By CentralBankNews.info
The central bank of Mauritius held its repo rate steady at 4.65 percent, but said members of its monetary policy committee were “divided on the need to rapidly normalize the Key Repo Rate to address the risks to inflation and the excess liquidity situation while enhancing savings in the economy.”
The Bank of Mauritius, which last cut is rate by 25 basis points in June 2013, said inflation rose to 4.0 percent in December from 3.1 percent in August and core inflation had also risen, “reflecting underlying inflationary pressures in the economy” with prices of locally produced goods and services having a higher impact on inflation that prices of imported goods and services.

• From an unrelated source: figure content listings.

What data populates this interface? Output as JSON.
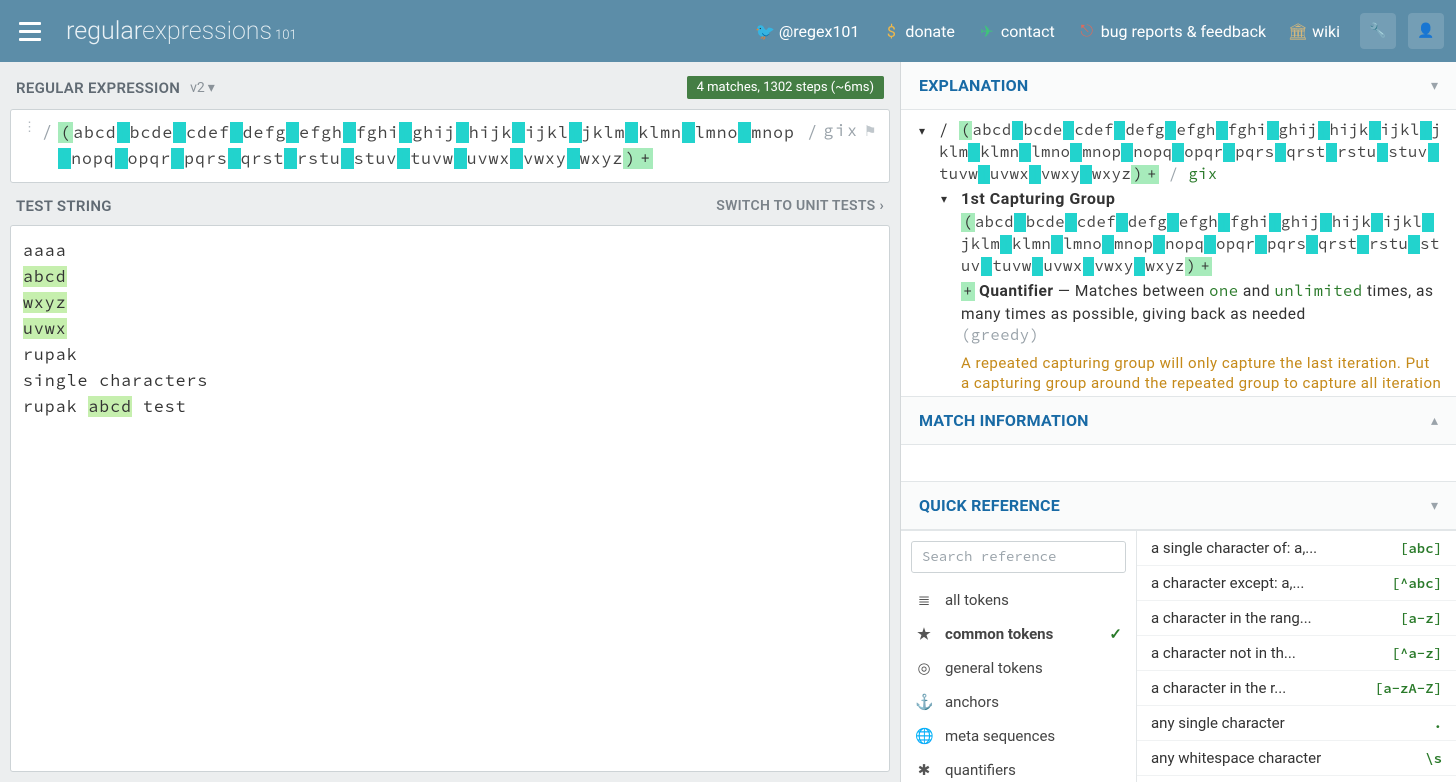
{
  "header": {
    "logo_prefix": "regular",
    "logo_suffix": "expressions",
    "logo_sub": "101",
    "nav": [
      {
        "icon": "twitter",
        "label": "@regex101",
        "color": "#2aa9e0"
      },
      {
        "icon": "dollar",
        "label": "donate",
        "color": "#f0b84a"
      },
      {
        "icon": "send",
        "label": "contact",
        "color": "#3fc47a"
      },
      {
        "icon": "github",
        "label": "bug reports & feedback",
        "color": "#e06a5a"
      },
      {
        "icon": "columns",
        "label": "wiki",
        "color": "#d6b87a"
      }
    ],
    "buttons": [
      "wrench",
      "user"
    ]
  },
  "regex": {
    "title": "REGULAR EXPRESSION",
    "version": "v2",
    "badge": "4 matches, 1302 steps (~6ms)",
    "flags": "gix",
    "parts": [
      "abcd",
      "bcde",
      "cdef",
      "defg",
      "efgh",
      "fghi",
      "ghij",
      "hijk",
      "ijkl",
      "jklm",
      "klmn",
      "lmno",
      "mnop",
      "nopq",
      "opqr",
      "pqrs",
      "qrst",
      "rstu",
      "stuv",
      "tuvw",
      "uvwx",
      "vwxy",
      "wxyz"
    ]
  },
  "test": {
    "title": "TEST STRING",
    "link": "SWITCH TO UNIT TESTS",
    "lines": [
      {
        "pre": "aaaa"
      },
      {
        "hl": "abcd"
      },
      {
        "hl": "wxyz"
      },
      {
        "hl": "uvwx"
      },
      {
        "pre": "rupak"
      },
      {
        "pre": "single characters"
      },
      {
        "pre": "rupak ",
        "hl": "abcd",
        "post": " test"
      }
    ]
  },
  "explain": {
    "title": "EXPLANATION",
    "flags_suffix": "gix",
    "capture_title": "1st Capturing Group",
    "quantifier_label": "Quantifier",
    "quantifier_text1": " — Matches between ",
    "quantifier_kw1": "one",
    "quantifier_text2": " and ",
    "quantifier_kw2": "unlimited",
    "quantifier_text3": " times, as many times as possible, giving back as needed ",
    "greedy": "(greedy)",
    "warning": "A repeated capturing group will only capture the last iteration. Put a capturing group around the repeated group to capture all iterations or use a non-capturing group instead if you're not interested in the data"
  },
  "match": {
    "title": "MATCH INFORMATION"
  },
  "quickref": {
    "title": "QUICK REFERENCE",
    "search_placeholder": "Search reference",
    "categories": [
      {
        "icon": "stack",
        "label": "all tokens"
      },
      {
        "icon": "star",
        "label": "common tokens",
        "active": true
      },
      {
        "icon": "target",
        "label": "general tokens"
      },
      {
        "icon": "anchor",
        "label": "anchors"
      },
      {
        "icon": "globe",
        "label": "meta sequences"
      },
      {
        "icon": "snow",
        "label": "quantifiers"
      }
    ],
    "tokens": [
      {
        "desc": "a single character of: a,...",
        "sym": "[abc]"
      },
      {
        "desc": "a character except: a,...",
        "sym": "[^abc]"
      },
      {
        "desc": "a character in the rang...",
        "sym": "[a-z]"
      },
      {
        "desc": "a character not in th...",
        "sym": "[^a-z]"
      },
      {
        "desc": "a character in the r...",
        "sym": "[a-zA-Z]"
      },
      {
        "desc": "any single character",
        "sym": "."
      },
      {
        "desc": "any whitespace character",
        "sym": "\\s"
      }
    ]
  },
  "colors": {
    "header_bg": "#5c8da8",
    "badge_bg": "#447e44",
    "section_title": "#186aa5"
  }
}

The bank’s policy committee discussed alternative scenarios during ints meeting, with some members expecting inflationary pressures to remain subdued and economic recovery could be jeopardized by premature monetary policy tightening.
Other committee members had argued that domestic growth was firmly recovering while upside risks to inflation were rising and on the basis on unchanged rates, inflation could rise to 5 percent by the end of the first quarter of this year and end the year around 4.0 percent.
Ultimately, a majority of committee members voted to maintain the repo rate, but the bank said it would maintain “strong vigilance in monitoring economic and financial developments and stands ready to meet in between its regular meetings, if need arises.”
The economy of Mauritius has continued to hold up well and economic output is estimated to be near its potential, the bank said, adding that Gross Domestic Product growth was forecast to pick up to a range of 3.7-4.0 percent this year, an increase of 0.5-0.8 percentage points above the 2013 estimated growth of 3.2 percent.